On the road (again)
Proposition d'écriture: Ecrire un texte libre où figureront les termes: "Train", "Maria", "Début du printemps", "Carnet de note".
-----
Jamais il n’aurait pu imaginer un jour se retrouver là. Sa veste encore recouverte de poussière, négligemment posée à côté de lui, joue les copilotes. Cela fait maintenant deux heures qu’il roule et il est encore très loin du but.
La veille, il se demandait quel bar il allait pouvoir
enfumer ce samedi soir. La question ne se pose plus. Pourtant il avait
grandement le choix. John lui avait proposé de monter à Baltimore pour deux
jours. Il avait réussi à se procurer l’adresse d’une salle de boxe. Mais la
répression engagée ces derniers temps sur les paris illégaux l’avait quelque
peu refroidi.
Et puis, plus tard dans la journée, il y eut ce coup de
téléphone. Une voix très charmante s’était présentée. Malheureusement, il
s’agissait d’un oiseau de mauvais augure. Maria s'annonça comme une
infirmière de l’hôpital central d’Austin. Sur un ton neutre elle lança :
« Je suis désolé mais ses heures sont comptées. » Il n’avait pu
trouver les mots et après un « très
bien », il avait raccroché et s’en été retourné vers sa télé et sa bière fraîchement
ouverte.

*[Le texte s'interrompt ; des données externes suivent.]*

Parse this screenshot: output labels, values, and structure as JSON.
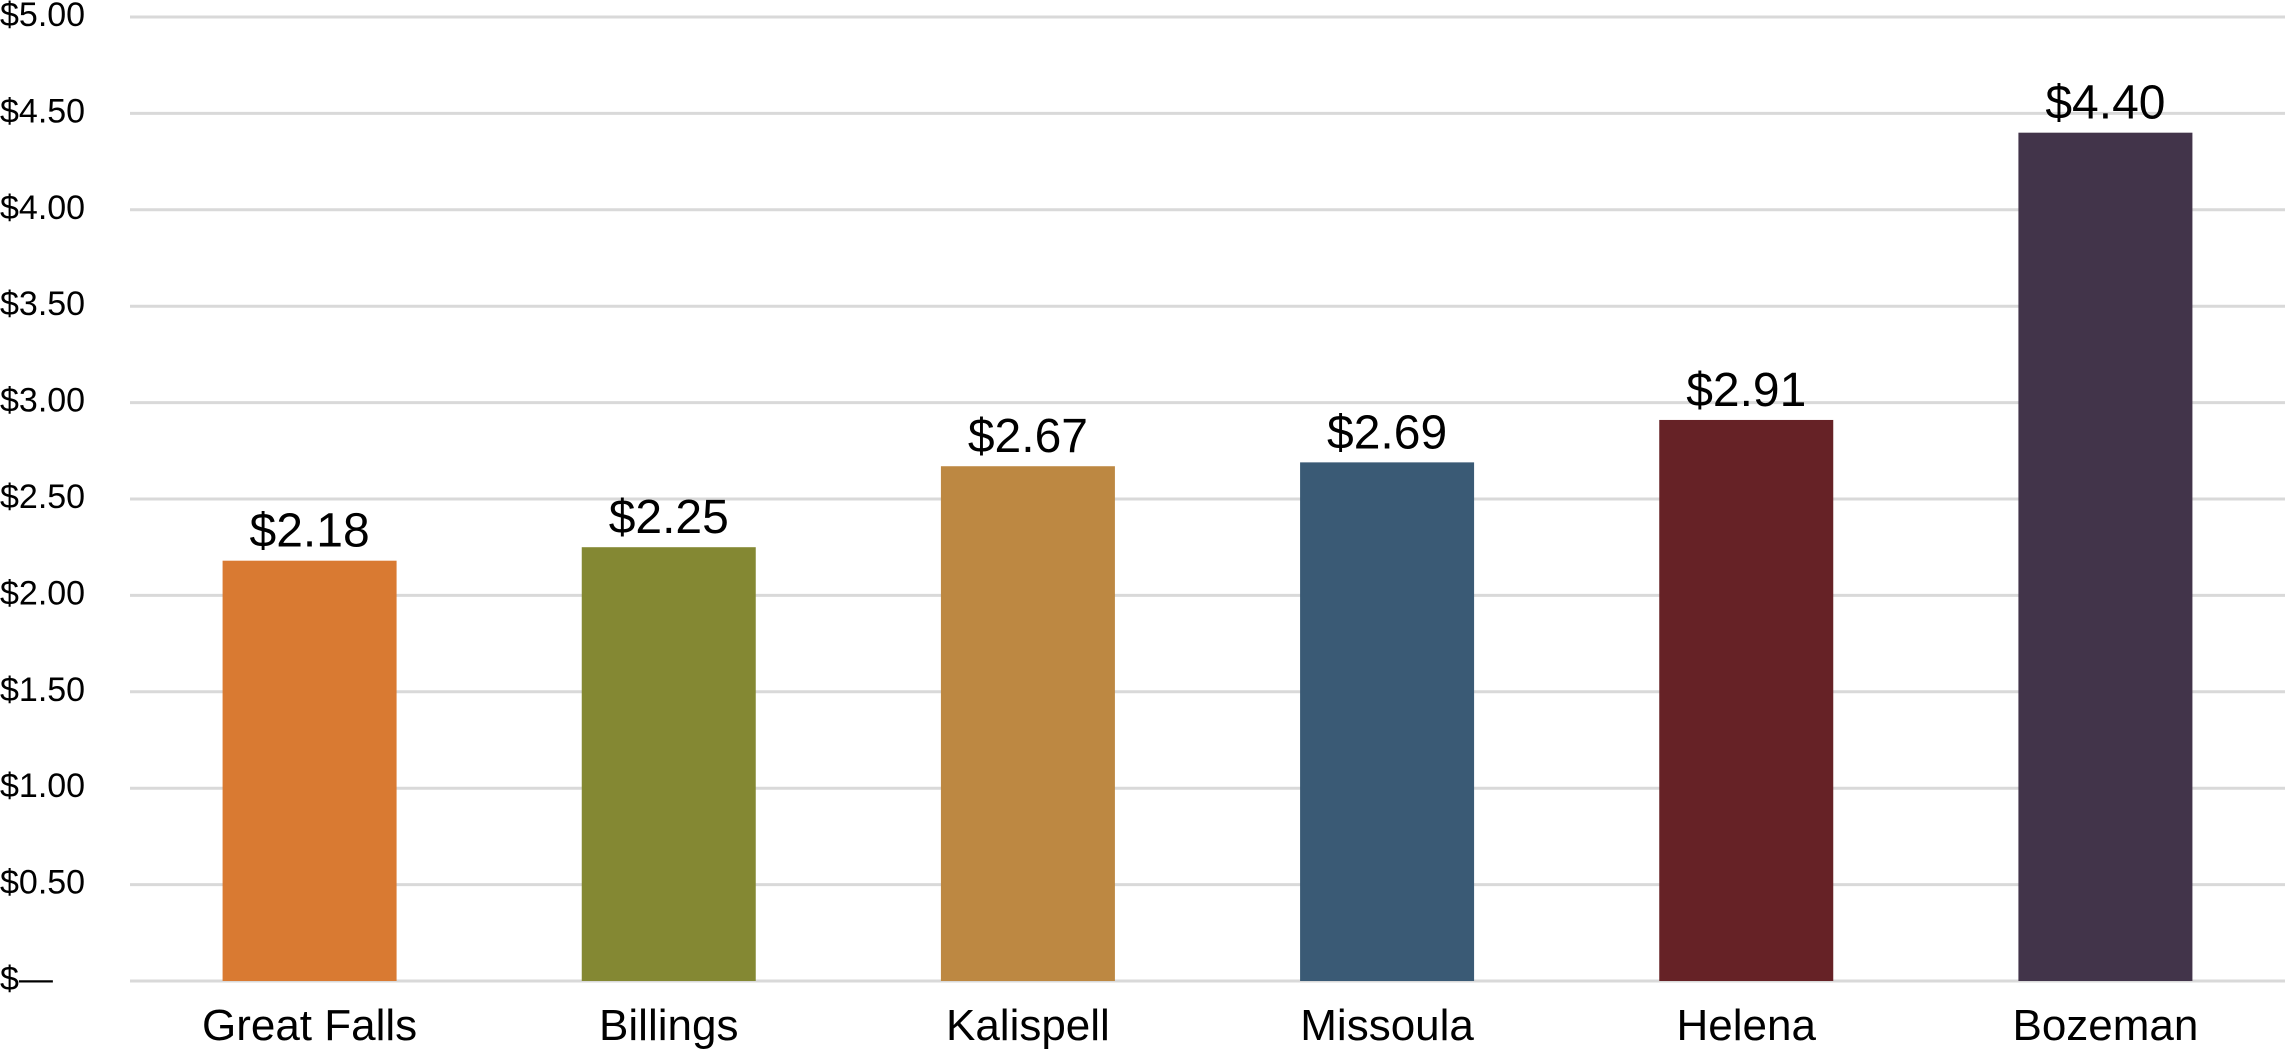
{
  "chart_data": {
    "type": "bar",
    "title": "",
    "xlabel": "",
    "ylabel": "",
    "categories": [
      "Great Falls",
      "Billings",
      "Kalispell",
      "Missoula",
      "Helena",
      "Bozeman"
    ],
    "values": [
      2.18,
      2.25,
      2.67,
      2.69,
      2.91,
      4.4
    ],
    "data_labels": [
      "$2.18",
      "$2.25",
      "$2.67",
      "$2.69",
      "$2.91",
      "$4.40"
    ],
    "colors": [
      "#d97a32",
      "#848833",
      "#bd8842",
      "#3a5a75",
      "#662226",
      "#42344a"
    ],
    "ylim": [
      0,
      5
    ],
    "yticks": [
      0,
      0.5,
      1,
      1.5,
      2,
      2.5,
      3,
      3.5,
      4,
      4.5,
      5
    ],
    "ytick_labels": [
      "$—",
      "$0.50",
      "$1.00",
      "$1.50",
      "$2.00",
      "$2.50",
      "$3.00",
      "$3.50",
      "$4.00",
      "$4.50",
      "$5.00"
    ],
    "grid": true,
    "legend": "none"
  }
}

Assis dans la pénombre, il était resté plusieurs heures à contempler
l’écran noir. Il se souvenait. Des images revenaient à la surface. Cette nuit
où il avait voulu se réfugier dans sa chambre et l’avait surprise,
sniffant de la cocaïne. Plus tôt, en rentrant du lycée, il l’avait aidé à se
laver alors qu’elle émergeait à peine de ce qu’il pensait être une sieste
prolongée. Mais jamais il n’avait cru pouvoir lui pardonner cette fuite. Cette
fuite qui l’avait privé de mère pendant toute son adolescence. Mais
aujourd’hui, il croit s’en sentir capable bien que le pardon n’efface pas la
mémoire.
La route continue de défiler sous la voiture et les villes se font de plus en plus rares. Les questions s’emmêlent dans son esprit. Il se demande s’il parviendra à lui parler. Si elle l’écoutera. A-t-elle changé autant que lui ?
Ella Fitzgerald l’accompagne sur ces routes de Caroline du sud. En soulevant sa veste, il attrape son calepin qu’il avait secrètement gardé depuis plus de trente ans. Ses doigts font défiler les pages de ces croquis, lui rappelant son enfance et ces moments souvent pleins de solitude. Il revoit ainsi cette maison qu’elle appelait son capharnaüm ; l’océan Atlantique nord qu’il rêvait déjà de conquérir et qui est maintenant devenu son terrain de chasse ; la chambre que parfois elle prenait en otage pour s’y enfermer des journées entières et n’en ressortait que quelques minutes pour jeter sur lui, ses cris et ses pleurs.
Sur la dernière feuille de ce carnet de notes, ce train. Au début du printemps, lors de ses innombrables escapades, il l’avait découvert, abandonné dans une de ces vieilles gares désaffectées. Longtemps, il l’avait dessiné.
Ce train qui un jour l’emmènerait loin de cette souffrance.